For those who are interested, these Gold Bonds will be sold through all Scheduled Commercial banks (except Small Finance Banks and Payment Banks), Stock Holding Corporation of India Limited (SHCIL), designated post offices, and recognised stock exchanges such as the National Stock Exchange of India Limited and Bombay Stock Exchange Limited.

The minimum permissible investment in the SGB will be 1 gram of gold. The maximum limit of subscription shall be 4 KG for individual. The tenor of the bond will be for a period of eight years with an exit option after the fifth year to be exercised on the next interest payment dates.

Key features of the bond

Eligibility: The Bonds will be restricted for sale to resident individuals, HUFs, Trusts, Universities and Charitable Institutions. 

Interest rate: The investors will be compensated at a fixed rate of 2.50 percent per annum payable semi-annually on the nominal value.  

Minimum size: Minimum permissible investment will be 1 gram of gold.

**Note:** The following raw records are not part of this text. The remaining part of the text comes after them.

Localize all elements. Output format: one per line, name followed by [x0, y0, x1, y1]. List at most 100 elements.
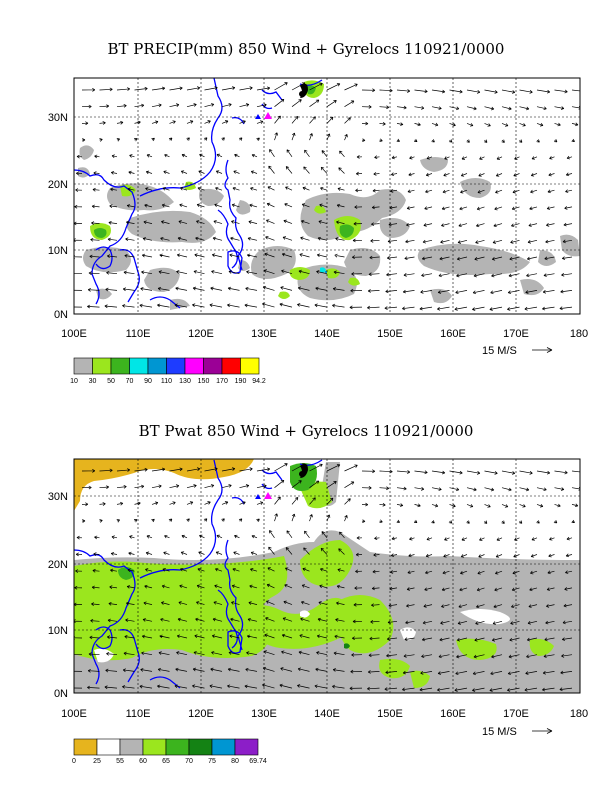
- wind-vector: [210, 286, 223, 291]
- colorbar-label: 70: [185, 758, 193, 765]
- wind-vector: [385, 670, 398, 675]
- wind-vector: [565, 570, 573, 574]
- wind-vector: [158, 270, 170, 275]
- wind-vector: [529, 587, 538, 592]
- wind-vector: [214, 203, 223, 208]
- wind-vector: [413, 519, 418, 524]
- wind-vector: [125, 618, 135, 622]
- wind-vector: [425, 189, 433, 194]
- wind-vector: [192, 303, 205, 308]
- wind-vector: [529, 206, 538, 211]
- wind-vector: [110, 170, 118, 175]
- wind-vector: [129, 154, 135, 158]
- wind-vector: [212, 236, 223, 241]
- wind-vector: [108, 220, 118, 225]
- wind-vector: [169, 120, 176, 124]
- wind-vector: [484, 470, 498, 475]
- wind-vector: [94, 154, 100, 159]
- wind-vector: [527, 620, 538, 625]
- wind-vector: [256, 86, 271, 91]
- wind-vector: [536, 89, 551, 94]
- wind-vector: [169, 86, 183, 91]
- wind-vector: [144, 584, 153, 589]
- wind-vector: [461, 156, 468, 160]
- wind-vector: [449, 470, 463, 475]
- wind-vector: [256, 467, 271, 472]
- wind-vector: [441, 206, 450, 211]
- wind-vector: [391, 155, 398, 160]
- precip-reference-vector: 15 M/S: [482, 345, 553, 357]
- wind-vector: [566, 536, 573, 541]
- pwat-reference-vector: 15 M/S: [482, 726, 553, 738]
- wind-vector: [204, 501, 211, 505]
- wind-vector: [449, 122, 456, 127]
- wind-vector: [501, 139, 505, 143]
- colorbar-label: 30: [89, 378, 97, 385]
- wind-vector: [178, 220, 188, 224]
- wind-vector: [437, 306, 450, 311]
- wind-vector: [74, 670, 83, 672]
- wind-vector: [81, 121, 89, 126]
- wind-vector: [524, 687, 538, 692]
- wind-vector: [565, 172, 573, 177]
- wind-vector: [344, 117, 351, 124]
- wind-vector: [160, 236, 170, 241]
- wind-vector: [518, 520, 523, 524]
- wind-vector: [527, 239, 538, 244]
- wind-vector: [338, 548, 345, 555]
- wind-vector: [414, 470, 428, 475]
- wind-vector: [420, 671, 433, 675]
- wind-vector: [248, 601, 258, 605]
- wind-vector: [510, 239, 520, 244]
- wind-vector: [474, 256, 485, 261]
- wind-vector: [309, 480, 320, 488]
- wind-vector: [318, 601, 328, 605]
- wind-vector: [560, 670, 573, 675]
- wind-vector: [210, 667, 223, 672]
- colorbar-label: 69.74: [249, 758, 267, 765]
- wind-vector: [454, 687, 468, 692]
- wind-vector: [336, 203, 345, 208]
- wind-vector: [107, 237, 118, 242]
- wind-vector: [198, 170, 205, 174]
- x-tick-label: 180: [570, 328, 588, 340]
- wind-vector: [484, 487, 495, 492]
- wind-vector: [336, 584, 345, 589]
- wind-vector: [247, 236, 258, 241]
- wind-vector: [333, 651, 345, 656]
- wind-vector: [87, 685, 100, 690]
- wind-vector: [99, 121, 106, 125]
- wind-vector: [536, 122, 544, 127]
- wind-vector: [297, 303, 310, 308]
- wind-vector: [122, 668, 135, 673]
- wind-vector: [507, 306, 520, 311]
- wind-vector: [420, 290, 433, 294]
- wind-vector: [309, 99, 320, 107]
- wind-vector: [94, 535, 100, 540]
- wind-vector: [379, 138, 383, 143]
- wind-vector: [139, 303, 153, 308]
- wind-vector: [425, 570, 433, 575]
- wind-vector: [389, 586, 398, 591]
- wind-vector: [501, 123, 509, 127]
- colorbar-label: 0: [72, 758, 76, 765]
- wind-vector: [565, 189, 573, 193]
- wind-vector: [93, 171, 100, 175]
- wind-vector: [494, 587, 503, 592]
- wind-vector: [440, 620, 450, 625]
- wind-vector: [491, 654, 503, 659]
- wind-vector: [548, 172, 555, 177]
- wind-vector: [266, 600, 275, 605]
- wind-vector: [554, 487, 565, 491]
- wind-vector: [496, 537, 503, 541]
- wind-vector: [361, 88, 376, 93]
- wind-vector: [176, 651, 188, 656]
- wind-vector: [405, 239, 415, 244]
- wind-vector: [291, 115, 299, 124]
- wind-vector: [239, 120, 246, 124]
- wind-vector: [396, 486, 407, 491]
- gyre-location-icon: [255, 114, 261, 119]
- wind-vector: [361, 138, 366, 143]
- wind-vector: [457, 620, 468, 625]
- y-tick-label: 10N: [48, 245, 68, 257]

Maximum limit: The maximum limit of subscription shall be 4 KG for individual, 4 Kg for HUF and 20 Kg for trusts and similar entities per fiscal (April-March) notified by the Government from time to time. A self-declaration to this effect will be obtained. The annual ceiling will include bonds subscribed under different tranches during initial issuanceby Government and those purchased from the Secondary Market.  

Tax treatment: The interest on Gold Bonds shall be taxable as per the provision of Income Tax Act, 1961 (43 of 1961). The capital gains tax arising on redemption of SGB to an individual has been exempted. The indexation benefits will be provided to long term capital gains arising to any person on transfer of bond.

Tenor: The tenor of the Bond will be for a period of 8 years with exit option after the 5th year to be exercised on the next interest payment dates.